A cursory look at TikTok bolsters this point and shows how sexual excess, danger and perversion are not only to be found amongst the morally bankrupt financial and Hollywood elite. #freak and #ChokeMe have 1.2 billion and 45.3 million views respectively. Videos that glorify sexual violence are extremely popular as are content where users share bruises obtained during sex and footage of grabbing their partner’s throat.

In fact, users who object to this kind of behavior are “vanilla shamed”. A 19-year-old TikTok user named Lily commented on a video of a boy mocking his girlfriend for not being into choking. “I write something like ‘not wanting to be choked doesn’t mean you’re boring’ and I ended up being called out for it. People kept saying that I didn’t know how to have a good time and that I obviously wasn’t comfortable with my sexuality.”

The fact that TikTok’s minimum age to create an account is only 13, makes this all the more concerning. We Can’t Consent To This is an organization formed in response to the increasing violence exhibited against young women during sex and thus the normalization of violence against women.

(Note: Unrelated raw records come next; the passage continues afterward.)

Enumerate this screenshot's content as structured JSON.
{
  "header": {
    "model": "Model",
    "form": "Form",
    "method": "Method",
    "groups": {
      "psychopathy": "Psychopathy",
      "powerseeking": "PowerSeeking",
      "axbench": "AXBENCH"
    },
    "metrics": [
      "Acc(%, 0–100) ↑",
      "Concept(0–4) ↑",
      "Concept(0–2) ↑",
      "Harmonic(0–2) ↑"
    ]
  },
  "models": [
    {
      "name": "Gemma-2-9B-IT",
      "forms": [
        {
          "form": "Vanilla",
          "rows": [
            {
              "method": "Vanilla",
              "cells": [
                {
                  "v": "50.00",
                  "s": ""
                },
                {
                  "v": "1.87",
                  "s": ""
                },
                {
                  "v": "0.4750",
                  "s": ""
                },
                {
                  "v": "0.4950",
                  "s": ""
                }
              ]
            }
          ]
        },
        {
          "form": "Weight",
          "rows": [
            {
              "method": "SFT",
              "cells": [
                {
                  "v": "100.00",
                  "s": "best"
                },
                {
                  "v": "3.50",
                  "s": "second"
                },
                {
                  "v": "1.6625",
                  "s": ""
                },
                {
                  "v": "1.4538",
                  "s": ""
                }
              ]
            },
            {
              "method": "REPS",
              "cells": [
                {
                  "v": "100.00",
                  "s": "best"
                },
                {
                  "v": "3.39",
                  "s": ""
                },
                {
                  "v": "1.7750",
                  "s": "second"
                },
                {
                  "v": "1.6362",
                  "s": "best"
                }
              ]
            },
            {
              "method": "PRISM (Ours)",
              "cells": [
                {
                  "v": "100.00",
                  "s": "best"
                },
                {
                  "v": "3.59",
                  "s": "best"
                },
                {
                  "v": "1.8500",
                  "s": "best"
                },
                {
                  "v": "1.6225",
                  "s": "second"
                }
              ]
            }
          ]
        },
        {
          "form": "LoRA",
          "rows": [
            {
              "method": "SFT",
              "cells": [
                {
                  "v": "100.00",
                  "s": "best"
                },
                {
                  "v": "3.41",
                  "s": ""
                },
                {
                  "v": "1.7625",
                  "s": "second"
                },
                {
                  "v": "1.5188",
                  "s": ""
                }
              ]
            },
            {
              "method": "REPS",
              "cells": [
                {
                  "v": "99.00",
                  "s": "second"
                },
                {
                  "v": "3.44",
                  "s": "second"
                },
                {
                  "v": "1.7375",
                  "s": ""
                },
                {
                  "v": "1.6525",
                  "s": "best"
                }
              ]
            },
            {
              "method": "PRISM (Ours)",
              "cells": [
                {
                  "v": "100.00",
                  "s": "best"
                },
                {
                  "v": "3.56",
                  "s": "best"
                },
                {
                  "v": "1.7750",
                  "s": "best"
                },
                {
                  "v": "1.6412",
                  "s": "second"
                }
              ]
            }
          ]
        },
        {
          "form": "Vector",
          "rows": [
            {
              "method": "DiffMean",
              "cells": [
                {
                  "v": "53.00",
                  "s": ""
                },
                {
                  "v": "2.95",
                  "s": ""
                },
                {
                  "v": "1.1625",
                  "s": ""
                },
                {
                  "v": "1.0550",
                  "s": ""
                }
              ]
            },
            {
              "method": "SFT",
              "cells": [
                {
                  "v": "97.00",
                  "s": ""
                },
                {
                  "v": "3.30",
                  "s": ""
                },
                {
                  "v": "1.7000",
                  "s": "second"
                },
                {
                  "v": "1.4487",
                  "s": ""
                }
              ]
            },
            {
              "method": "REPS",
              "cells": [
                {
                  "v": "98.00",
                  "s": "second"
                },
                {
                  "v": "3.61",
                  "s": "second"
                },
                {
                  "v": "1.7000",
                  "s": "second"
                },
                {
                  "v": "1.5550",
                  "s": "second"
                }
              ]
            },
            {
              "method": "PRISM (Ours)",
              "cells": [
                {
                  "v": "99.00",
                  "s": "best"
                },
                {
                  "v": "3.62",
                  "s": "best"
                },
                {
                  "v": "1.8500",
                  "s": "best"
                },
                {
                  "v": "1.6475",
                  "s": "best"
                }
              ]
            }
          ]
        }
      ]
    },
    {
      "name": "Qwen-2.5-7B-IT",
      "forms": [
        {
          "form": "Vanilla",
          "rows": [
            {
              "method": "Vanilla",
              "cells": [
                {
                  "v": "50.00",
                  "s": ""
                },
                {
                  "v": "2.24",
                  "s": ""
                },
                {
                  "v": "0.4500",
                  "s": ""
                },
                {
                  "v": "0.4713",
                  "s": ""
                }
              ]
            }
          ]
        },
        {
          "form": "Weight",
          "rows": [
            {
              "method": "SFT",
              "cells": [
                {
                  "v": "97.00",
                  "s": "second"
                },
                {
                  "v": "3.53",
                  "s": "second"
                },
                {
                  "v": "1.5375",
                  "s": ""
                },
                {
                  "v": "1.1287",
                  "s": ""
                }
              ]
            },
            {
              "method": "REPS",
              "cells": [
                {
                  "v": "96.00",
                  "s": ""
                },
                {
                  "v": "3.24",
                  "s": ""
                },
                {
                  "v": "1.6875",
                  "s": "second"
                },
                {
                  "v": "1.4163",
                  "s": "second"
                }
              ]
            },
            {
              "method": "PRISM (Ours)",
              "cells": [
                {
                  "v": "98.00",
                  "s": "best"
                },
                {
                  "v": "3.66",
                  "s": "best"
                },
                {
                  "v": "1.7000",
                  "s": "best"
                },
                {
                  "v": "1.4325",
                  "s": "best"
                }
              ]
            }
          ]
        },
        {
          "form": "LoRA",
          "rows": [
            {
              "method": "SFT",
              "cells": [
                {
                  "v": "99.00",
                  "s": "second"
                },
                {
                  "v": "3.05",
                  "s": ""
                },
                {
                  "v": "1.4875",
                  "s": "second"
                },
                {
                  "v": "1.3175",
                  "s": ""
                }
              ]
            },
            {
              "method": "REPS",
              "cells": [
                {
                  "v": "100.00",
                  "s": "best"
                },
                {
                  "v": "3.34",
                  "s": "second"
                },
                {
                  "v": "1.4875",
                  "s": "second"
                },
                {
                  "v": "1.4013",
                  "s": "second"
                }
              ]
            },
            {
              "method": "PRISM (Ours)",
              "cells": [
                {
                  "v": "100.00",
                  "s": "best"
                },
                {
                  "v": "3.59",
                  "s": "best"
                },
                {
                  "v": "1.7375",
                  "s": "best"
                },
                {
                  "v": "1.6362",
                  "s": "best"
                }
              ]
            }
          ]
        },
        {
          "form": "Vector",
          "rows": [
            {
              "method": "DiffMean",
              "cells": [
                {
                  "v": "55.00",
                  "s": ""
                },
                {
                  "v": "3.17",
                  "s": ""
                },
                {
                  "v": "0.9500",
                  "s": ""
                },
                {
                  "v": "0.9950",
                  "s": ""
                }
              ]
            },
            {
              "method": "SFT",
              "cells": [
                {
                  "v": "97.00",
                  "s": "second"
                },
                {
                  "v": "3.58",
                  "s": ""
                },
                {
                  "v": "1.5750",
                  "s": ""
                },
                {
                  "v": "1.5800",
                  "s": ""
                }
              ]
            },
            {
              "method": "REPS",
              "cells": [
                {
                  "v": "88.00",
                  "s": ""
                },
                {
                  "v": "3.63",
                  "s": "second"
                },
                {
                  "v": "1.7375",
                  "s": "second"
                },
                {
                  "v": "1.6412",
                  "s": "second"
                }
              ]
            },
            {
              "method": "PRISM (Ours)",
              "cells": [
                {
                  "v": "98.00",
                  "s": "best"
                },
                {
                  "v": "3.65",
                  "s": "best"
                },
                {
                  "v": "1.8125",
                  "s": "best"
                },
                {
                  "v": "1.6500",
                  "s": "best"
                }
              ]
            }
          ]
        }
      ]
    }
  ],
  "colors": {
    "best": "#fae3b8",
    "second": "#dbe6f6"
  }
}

“How did we get here?” asks relationship and sex educator Lalalaletmexplain. “How did we arrive at the point where college boys think that choking and spitting in women’s faces is normal?” The answer lies in misogyny and porn and a combination of the two. She describes the men and boys engaged in this behavior as “inexperienced… who model their sexual practices on what they have seen in mainstream porn because it allows them to degrade and defile women,” and describes the women as “simply tolerating it because they think they have to, they don’t want to appear prudish and disappointing and because they want to please”. These observations are especially relevant in the Muslim community. Muslims are on social media, have exceptionally high engagement with online pornography with very little sex ed, and a significant number of men and women will have their first sexual experience in a marriage. The exposure to violent fantasies as well as unrealistic and unhealthy exceptions will have disastrous consequences.

It is a bleak picture and I am of the view that the current state of affairs has been fueled by hyper sexualization and the reasons listed above. However, it has become controversial to point out that these factors cannot be viewed in isolation alone. Our society today is one where the only thing preventing any type of conduct is consent. And while consent is necessary, it is not sufficient. Contemporary culture believes that any and all behavior is acceptable if it takes place between two consenting adults. Anything less will get you labeled as backwards, a fundamentalist, a prude or a bigot.

Therefore, the glorification of sexual violence and the encouraging of excessive sexual appetites is part of a larger conversation regarding freedom and the need for boundaries. As Shaykh Hamza Yusuf notes, “The enslavement to the inciting soul (nafs al-ammaarah) is entirely ignored in our public discussions about freedom. Moral freedom, the freedom to act prudently and virtuously, is dismissed in any discussion of freedom in the modern context of political and circumstantial freedom. Destructive moral dissolution, which was once rightly termed licentiousness is now considered a type of freedom. According to the Qur’an, these destructive tendencies are a result of the dominance of the commanding self (nafs al-ammaarah), infantile and domineering, in its unrestrained state.”

The story of Armie Hammer should disturb you, the horror unfolding on TikTok should disturb you. But it should not take these cases of extreme moral depravity to seriously re-consider the values and norms which underpin modern society. We all chant freedom, but what type of freedom? And at what cost?